Es bien visto que una cosa son buenos propósitos, y otra, muy distinta, las fuerzas desatadas de la naturaleza, cuando rompen los diques de la continencia. Cuando la parte central del cuerpo de Pedro sintió el calor que desprendía aquella masa cálida y lasciva que se movía insinuante sobre él, su miembro, ajeno a toda elucubración moralizadora, empezó a excitarse, y unas ansias arrebatadoras surgieron impacientes por adentrarse en aquel divino cuerpo, que se mostraba tan proclive a ser mancillado. En un periquete extrajo sus ropas, y ayudó a Alicia a liberarse de las suyas. Extendido sobre ella, iniciaron la cópula. A pesar del ahínco puesto en la refriega, él miembro de él no pudo sobrepasar la región vestibular. Lo que bien a las claras demostró, que Alicia aún estaba entera. Este descubrimiento exacerbó a Pedro hasta lo inaudito. Su gozo no tenía límites, al convencerse que nadie antes mancilló aquel santuario. Y se aprestó, con entusiasmo de iniciador, a sajar el precinto que la sabia naturaleza puso en aquella mujer para acreditar su pureza. Preparó la introducción con exquisito tacto. Se esmeró en las caricias, que prodigó por todo el cuerpo de la amada. Adujo al lugar del holocausto los más dulces y enervantes tocamientos. Y cuando los suspiros de Alicia anunciaron que se hallaba presta al sacrificio de su virginidad, Pedro, asumiendo el contenido de los versos de Leopoldo Lugones:
'su voz te dijo una caricia vaga,
y al penetrar entre tus muslos finos,
la onda se aguzó como una daga',
se lanzó con esa más que aguzada daga, con firme y contundente golpe, a derribar la engorrosa barrera, que al primer mandoble cayó desgajada.
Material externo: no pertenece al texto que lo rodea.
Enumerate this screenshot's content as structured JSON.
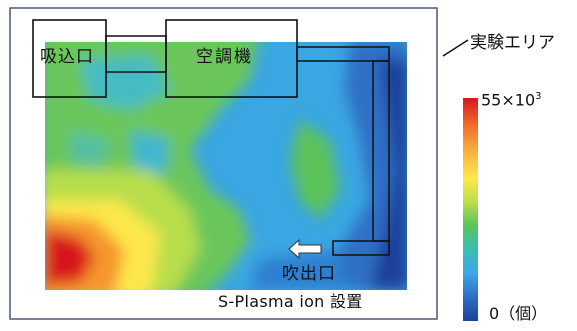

El feliz desflorador logró, por fin, adentrarse en el paraíso de aquellas carnes divinas. Se oyó un leve grito de dolor, que Alicia no pudo reprimir a causa de la ablación de su himen. Pero pronto las molestias desaparecieron. Y aquellos dos cuerpos, ahora enclavados el uno en el otro, se lanzaron a la vorágine de su pasión desenfrenada, que de inmediato y al unísono culminó en un goce inconmensurable. La magnitud del espasmo sumió a la pareja en un sopor benefactor, que, a poco, se convirtió en sueño reconfortante.